Each retry_join block can provide TLS certificates either through file paths or as certificate values, but not a combination of both. If a certificate value is provided, it must be specified in a single line using \n to denote required line breaks.

UI section

Stronghold provides a user interface (web interface) for operators. It enables easy creation, reading, updating, and deletion of secrets, authentication, storage unsealing, and much more.

Enabling UI

By default, the Stronghold user interface is not enabled. To enable it, set the ui parameter in the Stronghold server configuration to true.

ui = true

listener "tcp" {
  # ...
}

Accessing Stronghold UI

The user interface runs on the same port as the Stronghold listener. To access the UI, at least one listener section must be configured.

listener "tcp" {
  address = "10.0.1.35:8200"
  ...
}

The user interface in the example provided is accessible via the URL https://10.0.1.35:8200/ui/ from any machine in the subnet — assuming there are no firewalls or the firewalls are properly configured. The UI is also accessible via any DNS entry that resolves to this IP address.

user_lockout section

The user_lockout section defines the settings for locking users after unsuccessful login attempts to Stronghold. These settings can be applied globally — for all authentication methods (userpass, ldap, and approle) using the common section name user_lockout "all", or individually for specific methods by specifying their name in the section. Supported values are: all, userpass, ldap, and approle.

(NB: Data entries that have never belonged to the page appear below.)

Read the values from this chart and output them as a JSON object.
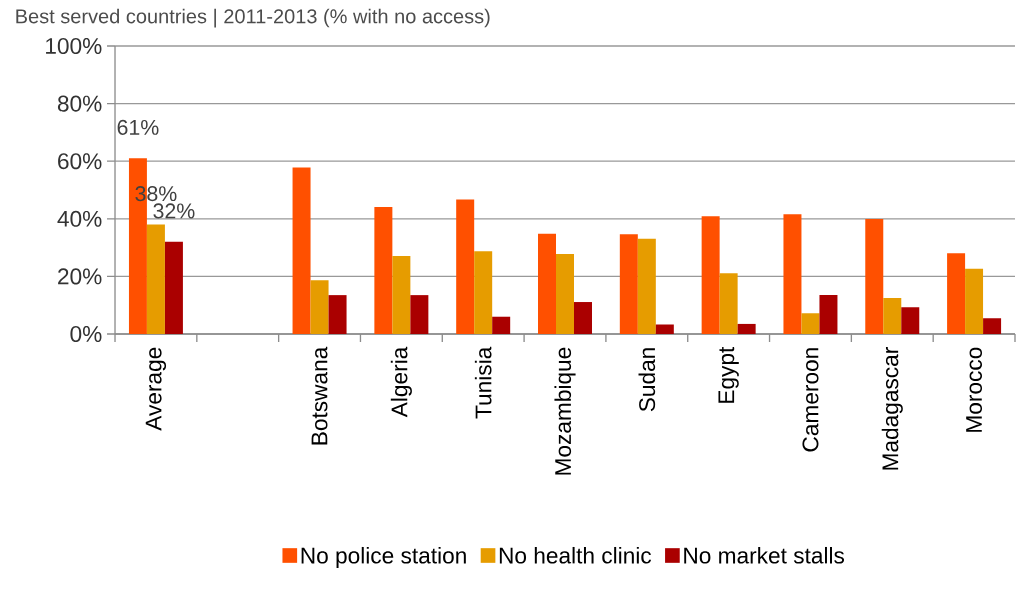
{
  "chart_data": {
    "type": "bar",
    "title": "Best served countries | 2011-2013 (% with no access)",
    "categories": [
      "Average",
      null,
      "Botswana",
      "Algeria",
      "Tunisia",
      "Mozambique",
      "Sudan",
      "Egypt",
      "Cameroon",
      "Madagascar",
      "Morocco"
    ],
    "series": [
      {
        "name": "No police station",
        "color": "#ff5000",
        "values": [
          61,
          null,
          57.8,
          44.1,
          46.7,
          34.8,
          34.6,
          40.9,
          41.6,
          39.9,
          28.0
        ],
        "value_labels": [
          "61%",
          null,
          null,
          null,
          null,
          null,
          null,
          null,
          null,
          null,
          null
        ]
      },
      {
        "name": "No health clinic",
        "color": "#e69c00",
        "values": [
          38,
          null,
          18.7,
          27.1,
          28.7,
          27.8,
          33.1,
          21.1,
          7.2,
          12.5,
          22.7
        ],
        "value_labels": [
          "38%",
          null,
          null,
          null,
          null,
          null,
          null,
          null,
          null,
          null,
          null
        ]
      },
      {
        "name": "No market stalls",
        "color": "#aa0000",
        "values": [
          32.0,
          null,
          13.5,
          13.5,
          6.0,
          11.1,
          3.3,
          3.5,
          13.5,
          9.3,
          5.5
        ],
        "value_labels": [
          "32%",
          null,
          null,
          null,
          null,
          null,
          null,
          null,
          null,
          null,
          null
        ]
      }
    ],
    "ylim": [
      0,
      100
    ],
    "yticks": [
      {
        "value": 0,
        "label": "0%"
      },
      {
        "value": 20,
        "label": "20%"
      },
      {
        "value": 40,
        "label": "40%"
      },
      {
        "value": 60,
        "label": "60%"
      },
      {
        "value": 80,
        "label": "80%"
      },
      {
        "value": 100,
        "label": "100%"
      }
    ],
    "grid": "y",
    "legend": "bottom"
  }
}
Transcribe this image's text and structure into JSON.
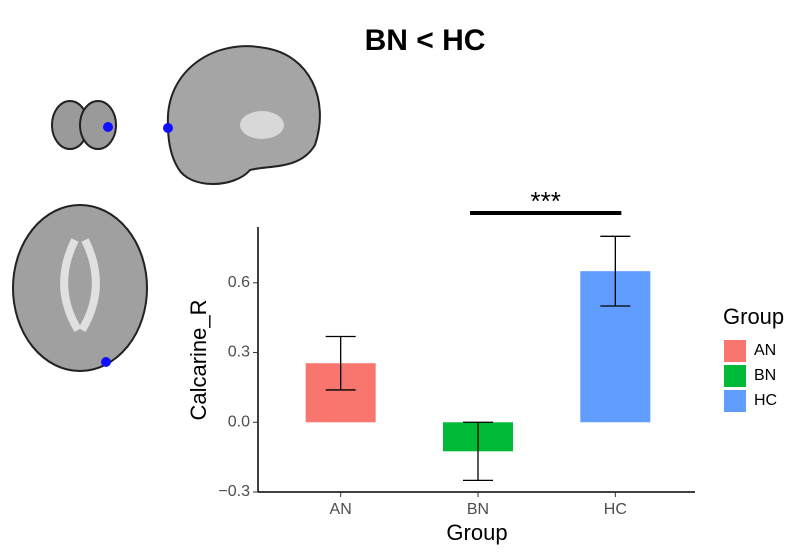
{
  "chart_data": {
    "type": "bar",
    "title": "BN < HC",
    "x_label": "Group",
    "y_label": "Calcarine_R",
    "categories": [
      "AN",
      "BN",
      "HC"
    ],
    "series": [
      {
        "name": "Group",
        "colors": [
          "#F8766D",
          "#00BA38",
          "#619CFF"
        ],
        "values": [
          0.254,
          -0.125,
          0.65
        ],
        "errors": [
          0.115,
          0.125,
          0.15
        ]
      }
    ],
    "legend_title": "Group",
    "legend": "right",
    "ylim": [
      -0.3,
      0.84
    ],
    "yticks": [
      {
        "value": -0.3,
        "label": "−0.3"
      },
      {
        "value": 0,
        "label": "0.0"
      },
      0.3,
      0.6
    ],
    "annotation": "***"
  }
}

Configurations specified for a specific authentication method take precedence over settings for all authentication methods using the user_lockout "all" section. If both configurations are present, the parameters for the specific method will be applied.

Parameters for the user_lockout section

  • lockout_threshold — string parameter. Specifies the number of failed login attempts after which the user will be locked out.

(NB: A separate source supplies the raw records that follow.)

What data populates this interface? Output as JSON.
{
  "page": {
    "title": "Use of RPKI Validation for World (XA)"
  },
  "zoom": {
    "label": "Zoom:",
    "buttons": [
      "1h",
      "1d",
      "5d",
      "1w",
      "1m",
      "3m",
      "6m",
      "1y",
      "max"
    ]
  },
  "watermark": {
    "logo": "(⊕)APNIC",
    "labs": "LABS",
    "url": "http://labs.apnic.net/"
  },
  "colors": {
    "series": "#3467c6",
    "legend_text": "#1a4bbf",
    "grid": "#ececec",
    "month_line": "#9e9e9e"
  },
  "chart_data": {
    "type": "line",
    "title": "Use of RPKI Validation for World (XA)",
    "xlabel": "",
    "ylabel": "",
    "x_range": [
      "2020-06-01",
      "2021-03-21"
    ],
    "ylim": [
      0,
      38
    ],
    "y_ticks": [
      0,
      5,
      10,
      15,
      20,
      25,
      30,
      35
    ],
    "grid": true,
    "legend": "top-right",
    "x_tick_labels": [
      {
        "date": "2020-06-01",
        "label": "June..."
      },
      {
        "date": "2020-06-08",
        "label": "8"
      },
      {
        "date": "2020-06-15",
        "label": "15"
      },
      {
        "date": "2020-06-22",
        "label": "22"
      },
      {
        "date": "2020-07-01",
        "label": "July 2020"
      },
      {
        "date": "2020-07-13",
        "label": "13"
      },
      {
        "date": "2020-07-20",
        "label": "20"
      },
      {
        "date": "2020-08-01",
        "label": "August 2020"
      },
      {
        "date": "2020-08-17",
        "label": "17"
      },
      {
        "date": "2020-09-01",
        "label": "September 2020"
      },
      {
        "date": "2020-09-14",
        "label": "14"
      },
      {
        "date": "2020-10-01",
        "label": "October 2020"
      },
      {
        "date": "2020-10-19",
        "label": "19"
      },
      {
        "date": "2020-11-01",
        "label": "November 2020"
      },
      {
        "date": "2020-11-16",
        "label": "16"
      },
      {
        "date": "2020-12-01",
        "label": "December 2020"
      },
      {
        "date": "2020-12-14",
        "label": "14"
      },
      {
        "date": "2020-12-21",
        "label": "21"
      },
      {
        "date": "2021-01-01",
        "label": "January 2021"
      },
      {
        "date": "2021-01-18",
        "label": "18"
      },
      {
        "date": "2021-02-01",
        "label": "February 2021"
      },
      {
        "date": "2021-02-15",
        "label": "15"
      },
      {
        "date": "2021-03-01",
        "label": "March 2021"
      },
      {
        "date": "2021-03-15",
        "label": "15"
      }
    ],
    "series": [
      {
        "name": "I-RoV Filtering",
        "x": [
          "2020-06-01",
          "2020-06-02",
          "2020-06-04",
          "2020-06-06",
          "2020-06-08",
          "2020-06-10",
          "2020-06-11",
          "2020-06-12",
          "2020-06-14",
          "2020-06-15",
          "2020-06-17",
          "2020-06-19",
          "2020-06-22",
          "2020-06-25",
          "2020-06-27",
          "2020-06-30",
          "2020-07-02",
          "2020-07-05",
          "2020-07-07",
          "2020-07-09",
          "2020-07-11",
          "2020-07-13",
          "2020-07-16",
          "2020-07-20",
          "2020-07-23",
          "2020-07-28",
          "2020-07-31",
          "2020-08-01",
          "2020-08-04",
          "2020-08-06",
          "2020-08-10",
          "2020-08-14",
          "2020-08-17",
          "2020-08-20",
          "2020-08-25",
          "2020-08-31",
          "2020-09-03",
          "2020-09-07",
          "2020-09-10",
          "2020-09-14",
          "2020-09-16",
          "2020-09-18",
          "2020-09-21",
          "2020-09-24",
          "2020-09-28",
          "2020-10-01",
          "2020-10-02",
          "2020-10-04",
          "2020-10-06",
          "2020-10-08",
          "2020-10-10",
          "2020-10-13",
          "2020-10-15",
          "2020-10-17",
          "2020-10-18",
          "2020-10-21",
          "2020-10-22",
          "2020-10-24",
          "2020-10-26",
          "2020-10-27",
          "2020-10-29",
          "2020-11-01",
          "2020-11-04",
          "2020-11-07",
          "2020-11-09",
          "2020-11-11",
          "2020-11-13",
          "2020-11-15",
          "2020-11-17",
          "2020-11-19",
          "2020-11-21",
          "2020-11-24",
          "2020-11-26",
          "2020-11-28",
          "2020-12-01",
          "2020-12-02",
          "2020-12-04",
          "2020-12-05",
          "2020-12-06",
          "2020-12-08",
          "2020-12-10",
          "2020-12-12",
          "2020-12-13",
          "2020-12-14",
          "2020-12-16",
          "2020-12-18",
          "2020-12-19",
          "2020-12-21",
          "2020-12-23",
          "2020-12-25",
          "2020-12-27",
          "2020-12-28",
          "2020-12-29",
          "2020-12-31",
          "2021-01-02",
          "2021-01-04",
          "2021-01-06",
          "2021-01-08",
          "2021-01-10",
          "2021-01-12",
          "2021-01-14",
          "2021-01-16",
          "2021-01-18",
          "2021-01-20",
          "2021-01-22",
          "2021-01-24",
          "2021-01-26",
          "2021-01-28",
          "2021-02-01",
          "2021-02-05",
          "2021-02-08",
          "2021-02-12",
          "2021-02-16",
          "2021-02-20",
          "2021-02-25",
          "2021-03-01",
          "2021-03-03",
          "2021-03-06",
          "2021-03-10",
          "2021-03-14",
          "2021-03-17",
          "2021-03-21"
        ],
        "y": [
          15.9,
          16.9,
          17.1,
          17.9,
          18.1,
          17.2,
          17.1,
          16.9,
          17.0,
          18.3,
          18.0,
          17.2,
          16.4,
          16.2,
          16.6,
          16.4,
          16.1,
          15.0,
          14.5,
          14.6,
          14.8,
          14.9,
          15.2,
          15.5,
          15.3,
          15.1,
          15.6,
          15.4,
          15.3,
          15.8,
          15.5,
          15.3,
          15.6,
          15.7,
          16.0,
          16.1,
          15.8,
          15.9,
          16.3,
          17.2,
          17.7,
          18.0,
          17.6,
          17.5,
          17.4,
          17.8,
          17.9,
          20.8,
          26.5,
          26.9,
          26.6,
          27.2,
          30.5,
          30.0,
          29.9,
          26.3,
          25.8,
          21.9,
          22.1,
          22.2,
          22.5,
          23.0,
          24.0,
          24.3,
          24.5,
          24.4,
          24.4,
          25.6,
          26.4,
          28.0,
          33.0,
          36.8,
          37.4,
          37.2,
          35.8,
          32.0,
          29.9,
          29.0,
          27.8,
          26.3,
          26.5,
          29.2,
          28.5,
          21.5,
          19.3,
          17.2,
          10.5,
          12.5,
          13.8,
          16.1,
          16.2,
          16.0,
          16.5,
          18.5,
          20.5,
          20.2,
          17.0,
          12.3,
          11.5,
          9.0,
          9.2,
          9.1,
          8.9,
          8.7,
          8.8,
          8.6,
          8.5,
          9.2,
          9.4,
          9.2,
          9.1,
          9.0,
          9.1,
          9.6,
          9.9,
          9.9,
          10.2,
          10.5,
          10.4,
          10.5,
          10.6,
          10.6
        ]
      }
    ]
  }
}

  • lockout_duration — string parameter. Specifies the duration of the user’s lockout. The value is specified with a time suffix, for example, "40s" (40 seconds) or "1h" (1 hour).

  • lockout_counter_reset — string parameter. Defines the time interval after which the lockout counter is reset if no failed login attempts occur. The value is specified with a time suffix, for example, "40s" (40 seconds) or "1h" (1 hour).

  • disable_lockout — boolean parameter. Disables the user lockout feature if set to true.